Na mutatio, o que ocorre não é a simples alteração do elemento subjetivo da conduta, mas a imputação em decorrência de novo fato. A espécie de desclassificação que dela surge não decorre também de simples juízo de adequação do fato à norma, mas de nova imputação fática.
A regra da mutatio libelli apresenta duas características, no âmbito dos atos judiciais. A primeira delas é o utilitarismo. Nessa modalidade, como não há substituição da acusação, mas a adição a ela de um fato ou circunstância agregado àquele fato principal já imputado, não haverá renovação integral da instrução e nem mesmo modificação da interrupção da prescrição.

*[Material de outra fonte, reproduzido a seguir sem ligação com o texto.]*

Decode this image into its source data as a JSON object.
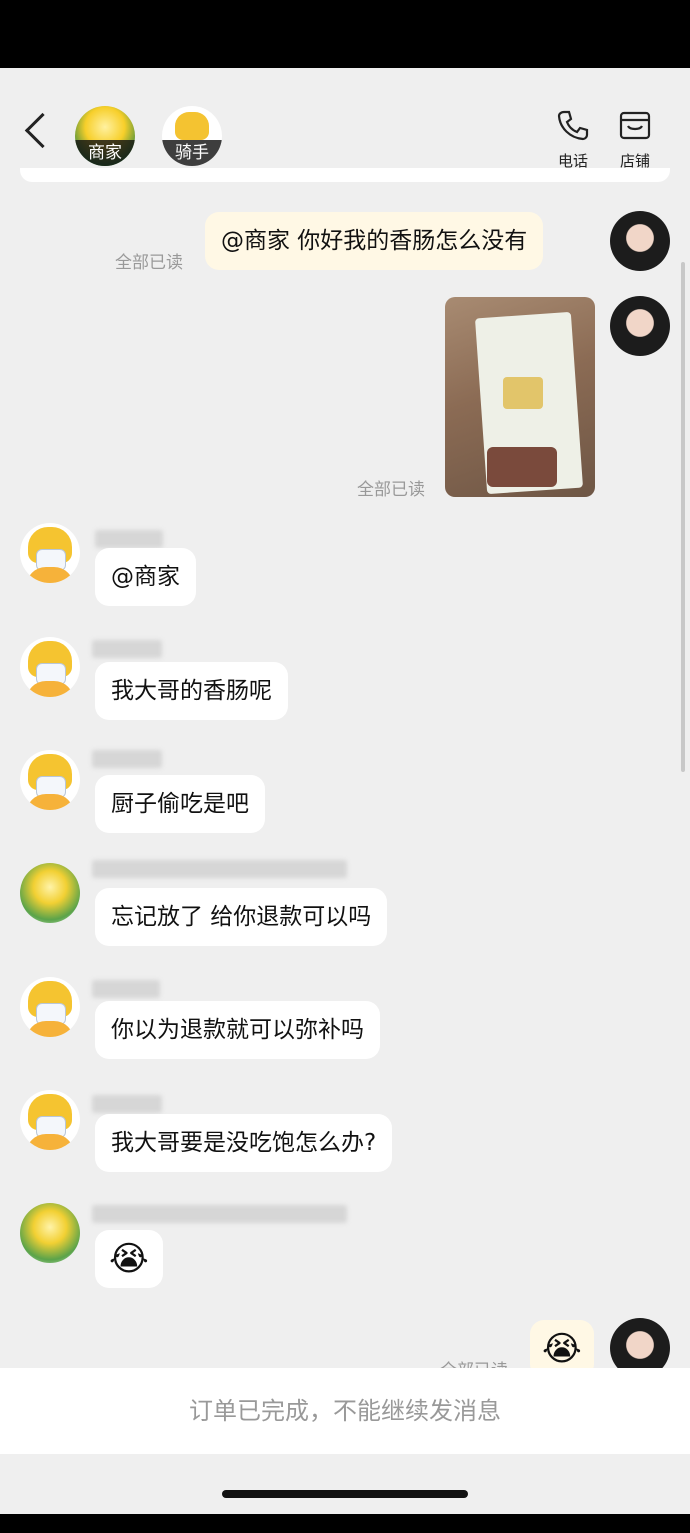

É dizer, na mutatio não há nova ação, mas aproveitamento daquela já instaurada, em razão de provas surgidas apenas na fase de instrução.
Com efeito, a inclusão de elemento ou circunstância novos não poderá significar a mudança completa da acusação. O fato novo, na realidade, deverá se agregar ao núcleo da conduta imputada, como ocorre no crime de furto ao qual acrescida a violência como fato novo, a nova definição passará a ser de roubo. O núcleo da ação, subtração da coisa, continuará o mesmo.
Excepcionalmente poderá até haver modificação do fato implicitamente contido na denúncia. Por exemplo: no crime de furto é possível apresentar, após a mutatio, o delito de apropriação indébita, mantendo-se, contudo, o núcleo da ação exercia sobre coisa certa e delimitada.
O aditamento da mutatio distingue-se do aditamento à denúncia. No caso da mutatio, o artigo 384, § 2º do Código de Processo Penal prevê a modalidade de instrução probatória que será adotada, tendo em vista tratar-se de alteração da acusação (mantido o núcleo da conduta), e não de nova imputação (fato integralmente novo). No caso do aditamento à denúncia, o que ocorrerá, salvo na hipótese do artigo 569 do Código de Processo Penal, referente à omissão de dados não essenciais, é a reabertura integral da instrução, incluindo novo interrogatório. E mais: enquanto na mutatio é feita na fase decisória, com o fim de aproveitar o processo em curso, sem o risco da prescrição, o aditamento pode ser realizado a qualquer momento, tudo a depender da conveniência procedimental e da inexistência da prescrição.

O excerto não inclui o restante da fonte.